Menumpuknya hutang yang seakan tidak terbayar sampai tujuh turunan, merupakan strategi para bekas tuan-tuan kita di dalam menancapkan kuku-kuku tajam penjajahan, dengan gampangnya tergiur iming-iming kemudahan, gula-gula luaran dalam menjalani hidup disaat memenuhi kebutuhan, namun nyatanya seolah dikejar-kejar setan, karena sudah terlanjur larut ingin memenuhi desakan kebutuhan jasmani sampai luput menguri-uri ruhani. Bagaimana bisa beribadah khusyuk, mencari ilmu bersikap tawadhuk, jika impian sebatas materi, sebesar ketakutannya sendiri, sehingga tidak lagi sanggup memaknai indahnya daun-daun berdzikir, bunga-bunga menebarkan sholawat, karena batang-batangnya menderita oleh paku-paku yang menancapkan wajah-wajah para calon perusak bangsa.

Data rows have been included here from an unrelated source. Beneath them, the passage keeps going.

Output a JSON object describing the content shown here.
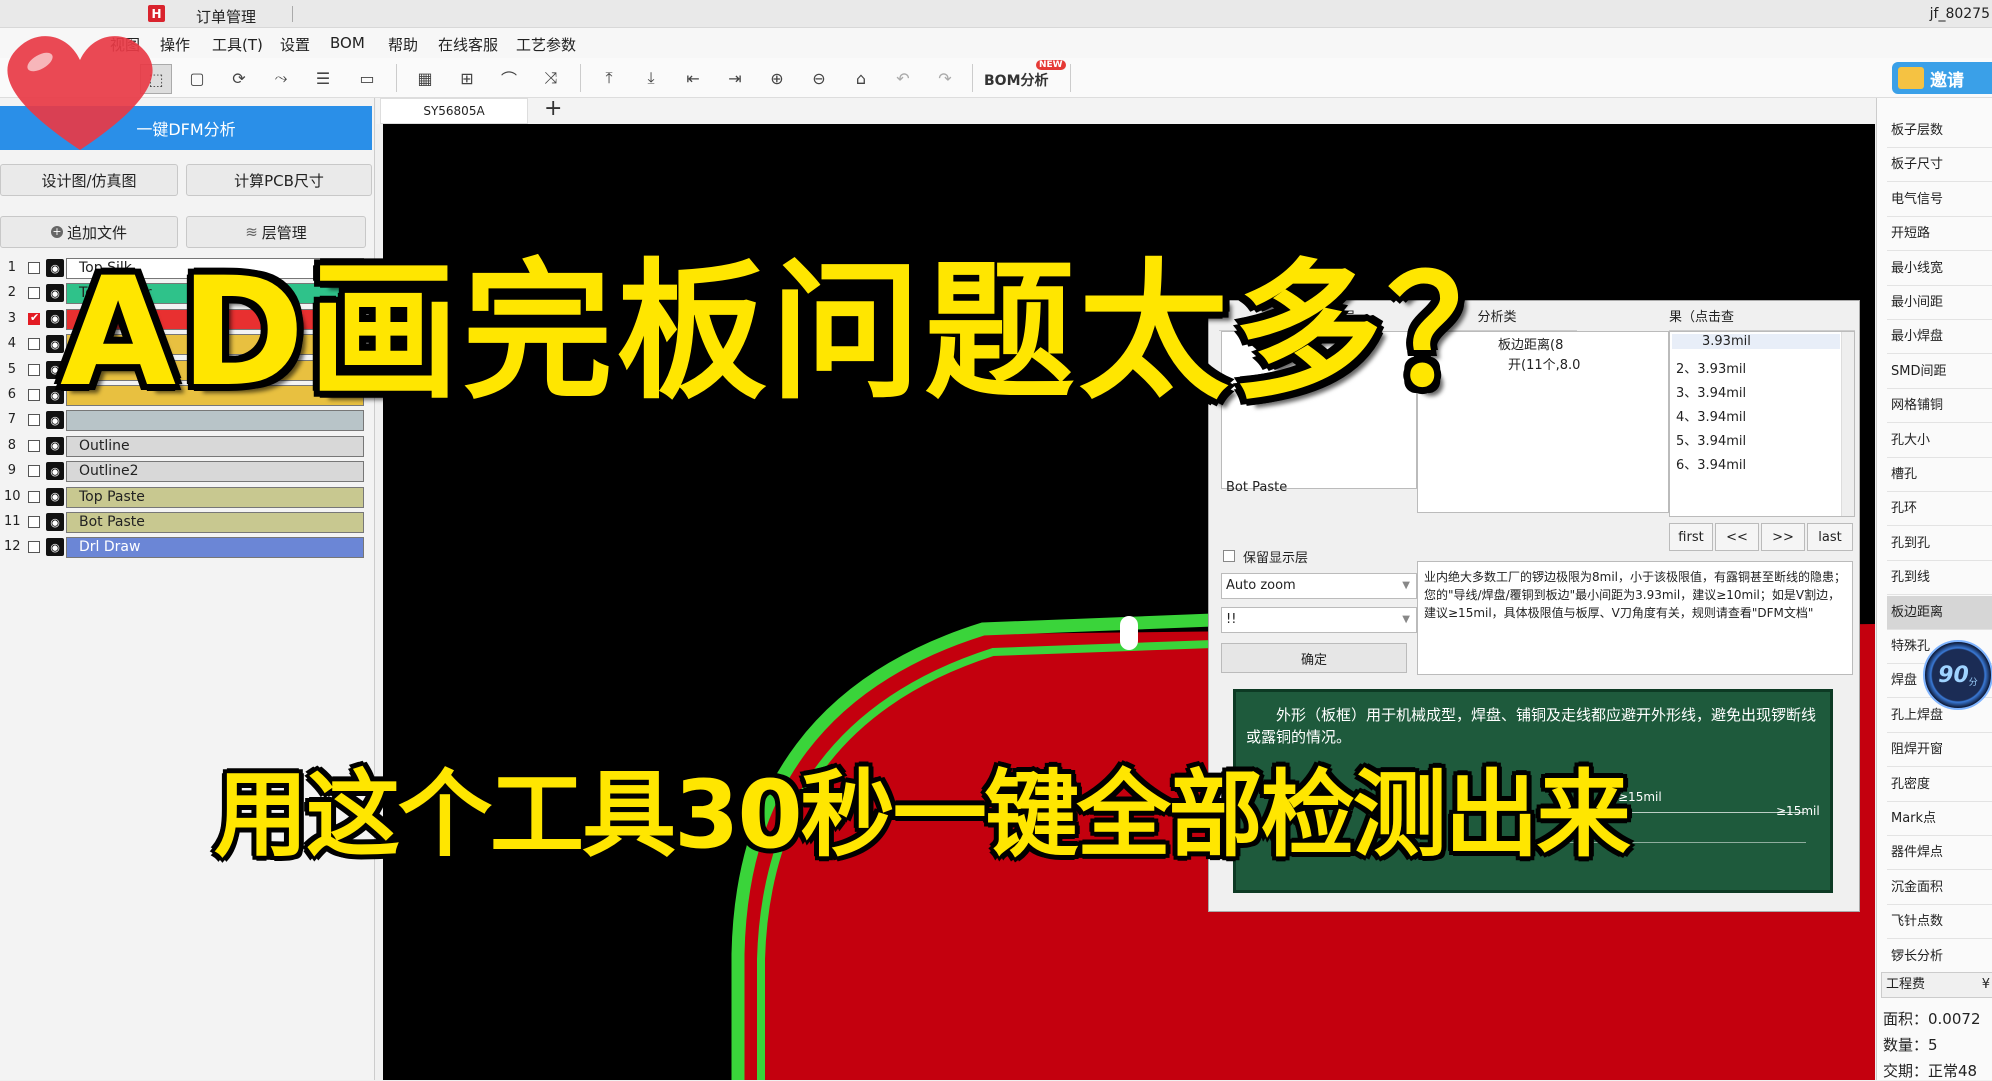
{
  "app": {
    "logo_text": "",
    "tab_title": "订单管理",
    "user": "jf_80275"
  },
  "menu": [
    "视图",
    "操作",
    "工具(T)",
    "设置",
    "BOM",
    "帮助",
    "在线客服",
    "工艺参数"
  ],
  "toolbar": {
    "bom_label": "BOM分析",
    "new_badge": "NEW",
    "invite_label": "邀请"
  },
  "left": {
    "dfm_button": "一键DFM分析",
    "design_button": "设计图/仿真图",
    "calc_button": "计算PCB尺寸",
    "add_file_button": "追加文件",
    "layer_mgmt_button": "层管理",
    "layers": [
      {
        "num": "1",
        "name": "Top Silk",
        "color": "#ffffff",
        "checked": false
      },
      {
        "num": "2",
        "name": "Top Solder",
        "color": "#2fc28a",
        "checked": false
      },
      {
        "num": "3",
        "name": "",
        "color": "#e83030",
        "checked": true
      },
      {
        "num": "4",
        "name": "",
        "color": "#e8c040",
        "checked": false
      },
      {
        "num": "5",
        "name": "",
        "color": "#e8c040",
        "checked": false
      },
      {
        "num": "6",
        "name": "",
        "color": "#e8c040",
        "checked": false
      },
      {
        "num": "7",
        "name": "",
        "color": "#b8c4c8",
        "checked": false
      },
      {
        "num": "8",
        "name": "Outline",
        "color": "#d8d8d8",
        "checked": false
      },
      {
        "num": "9",
        "name": "Outline2",
        "color": "#d8d8d8",
        "checked": false
      },
      {
        "num": "10",
        "name": "Top Paste",
        "color": "#c8c890",
        "checked": false
      },
      {
        "num": "11",
        "name": "Bot Paste",
        "color": "#c8c890",
        "checked": false
      },
      {
        "num": "12",
        "name": "Drl Draw",
        "color": "#6b86d6",
        "checked": false
      }
    ]
  },
  "canvas": {
    "tab_label": "SY56805A",
    "add_tab": "+"
  },
  "dfm": {
    "col_layer": "层",
    "col_analysis": "分析类",
    "col_result": "果（点击查",
    "analysis_item_1": "板边距离(8",
    "analysis_item_2": "开(11个,8.0",
    "layer_item": "Bot Paste",
    "results": [
      "3.93mil",
      "2、3.93mil",
      "3、3.94mil",
      "4、3.94mil",
      "5、3.94mil",
      "6、3.94mil"
    ],
    "keep_layer_label": "保留显示层",
    "zoom_select": "Auto zoom",
    "second_select": "!!",
    "confirm_button": "确定",
    "nav": [
      "first",
      "<<",
      ">>",
      "last"
    ],
    "description": "业内绝大多数工厂的锣边极限为8mil，小于该极限值，有露铜甚至断线的隐患；您的\"导线/焊盘/覆铜到板边\"最小间距为3.93mil，建议≥10mil；如是V割边，建议≥15mil，具体极限值与板厚、V刀角度有关，规则请查看\"DFM文档\"",
    "hint": "外形（板框）用于机械成型，焊盘、铺铜及走线都应避开外形线，避免出现锣断线或露铜的情况。",
    "hint_dim_1": "≥15mil",
    "hint_dim_2": "≥15mil"
  },
  "right": {
    "items": [
      "板子层数",
      "板子尺寸",
      "电气信号",
      "开短路",
      "最小线宽",
      "最小间距",
      "最小焊盘",
      "SMD间距",
      "网格铺铜",
      "孔大小",
      "槽孔",
      "孔环",
      "孔到孔",
      "孔到线",
      "板边距离",
      "特殊孔",
      "焊盘",
      "孔上焊盘",
      "阻焊开窗",
      "孔密度",
      "Mark点",
      "器件焊点",
      "沉金面积",
      "飞针点数",
      "锣长分析"
    ],
    "selected_index": 14,
    "score": "90",
    "score_unit": "分",
    "cost_label": "工程费",
    "cost_value": "¥",
    "area": "面积：0.0072",
    "qty": "数量：5",
    "delivery": "交期：正常48"
  },
  "overlay": {
    "headline": "AD画完板问题太多？",
    "subline": "用这个工具30秒一键全部检测出来"
  },
  "colors": {
    "accent_blue": "#2a8fe8",
    "board_red": "#c4000e",
    "outline_green": "#3ad43a",
    "text_yellow": "#ffe600"
  }
}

Yang tersisa dalam diri hanyalah keluguan semu, karena paras kelicikan sudah sedemikian rupa pura-pura begitu pintar mengadali sesama.

Sejarah juang demi perjuangan untuk memperjuangkan kemerdekaan tempo dulu di samping taktik strategi yang dikembangkannya, tidak menjadikan perhatian serius senantiasa giat mendalam-maknai bagi laluan berikutnya, sehingga kelicikan adu domba yang dilancarkan bekas tuan-tuan kita kian merusak kerukunan memecah belah, oleh di antara kita dengan bangga menjadi duta-duta wacana mereka, tubuh-tubuh sudah dicap besi panas pendidikan tinggi dengan gagahnya mengangkangi hasil-hasil ikhtiar para pejuang sendiri, misalkan tidak diperkenankannya mengambil rujukan dari tahun-tahun lawas, padahal seyogyanya masih patut menyinauhi jaman keemasan; bangunan percandian tegak berdiri, gunungan pesawahan menghampar luas dengan pola pengairan nan menyejukkan, kerajaan-kerajaan dari Sabang sampai Merauke sudi berdaulat ke dalam negeri tercinta Indonesia demi menekan timbulkan bibi-bibit pemberontakan, sehingga tidak terbelah bangsa-bangsa yang telah dipersatukan dalam himpunan besar bangsa Indonesia untuk merdeka sendiri-sendiri, dan atau gambaran perpecahan terjadi sebab ketidakmampuan mengolah hargai capaian luhur leluhur, di sisi nafsu seraka terhadap kekuasaan yang dipercayakan kepada para wakil kita yang nyata nalarnya sebatas umur jagung, yakni para petinggi yang selalu disibukkan merebut-langgengkan kekuasaan semata, lebih buruk lagi jika itu semacam arisan. Maka alangkah eloknya kita kembali menyuntuki ujaran salah satu santri Gebang Tinatar, Tegalsari, Ponorogo, muridnya Kyai Ageng Hasan Besari, HOS Cokroaminoto; Setinggi-tinggi ilmu, semurni-murni tauhid, sepintar-pintar siasat!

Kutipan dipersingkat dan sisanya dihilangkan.